Sus ojos de fénix, bajos y brillantes, eran en realidad solo una forma de ponerlo a prueba. Quizás debido a su embarazo, se encontró pensando en cosas que nunca antes había considerado.

Al escuchar la seria y sincera afirmación de Gong Changxi a su lado, el corazón de Qing Shisi, antes ansioso, se calmó milagrosamente. Las comisuras de sus labios se curvaron ligeramente, revelando sus emociones. Ella misma no se había dado cuenta de que su lado más juvenil estaba aflorando poco a poco.

Sin embargo, recordando las últimas palabras del hombre, Qing Shisi se dio la vuelta y dijo: "¿Quieres decir que me seguirías cuando me esté bañando o admirando a varias bellezas con sus hombros descubiertos?"

Qing Shisi sabía que su pregunta era algo difícil, pero solo quería saber cómo la respondería.
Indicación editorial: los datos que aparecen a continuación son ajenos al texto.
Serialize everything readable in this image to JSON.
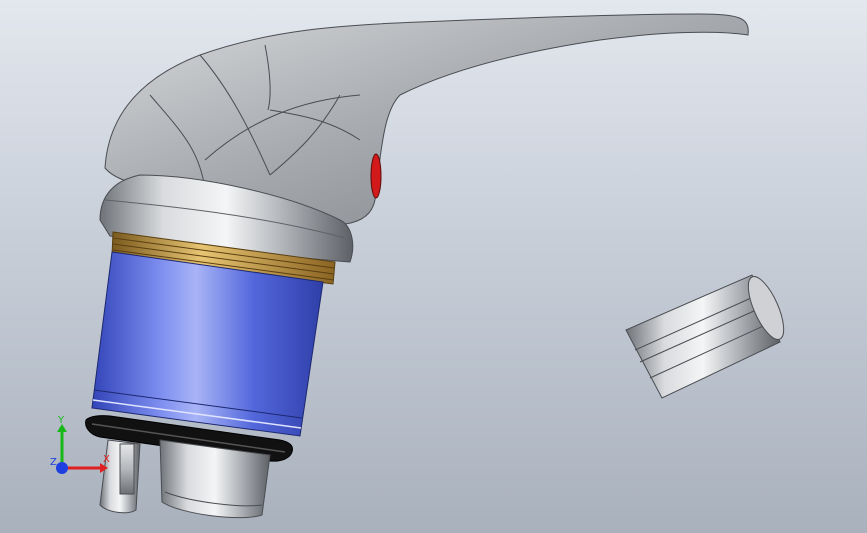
{
  "window": {
    "title": ""
  },
  "viewport": {
    "background_top": "#e3e7ee",
    "background_bottom": "#a9b1bd"
  },
  "model": {
    "parts": [
      {
        "name": "lever-handle",
        "color": "#b9bcc0"
      },
      {
        "name": "cartridge-cap",
        "color": "#c7c9cc"
      },
      {
        "name": "cartridge-thread",
        "color": "#c89a3a"
      },
      {
        "name": "cartridge-body",
        "color": "#4e63d8"
      },
      {
        "name": "o-ring",
        "color": "#111111"
      },
      {
        "name": "cartridge-stem",
        "color": "#bfc1c4"
      },
      {
        "name": "aerator-insert",
        "color": "#c3c5c8"
      }
    ],
    "indicator_color": "#d21a1a"
  },
  "triad": {
    "x_label": "X",
    "y_label": "Y",
    "z_label": "Z",
    "x_color": "#e02020",
    "y_color": "#18b818",
    "z_color": "#1f3fe0"
  }
}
Mirando esos ojos de fénix decididos, Gong Changxi se sintió un poco inseguro. No entendía por qué su mujercita se comportaba de forma tan difícil ese día, ni por qué sus preguntas eran tan capciosas.

Su mirada se desvió ligeramente al notar los gestos animados de Miao Shou a su lado. Sus labios claramente le daban consejos, intentando con cuidado que Qing Shisi no se diera cuenta de que miraba hacia otro lado. Los ojos perspicaces de Gong Changxi leyeron los silenciosos movimientos de sus labios: ¡Las mujeres embarazadas tienen emociones fluctuantes, síguele la corriente!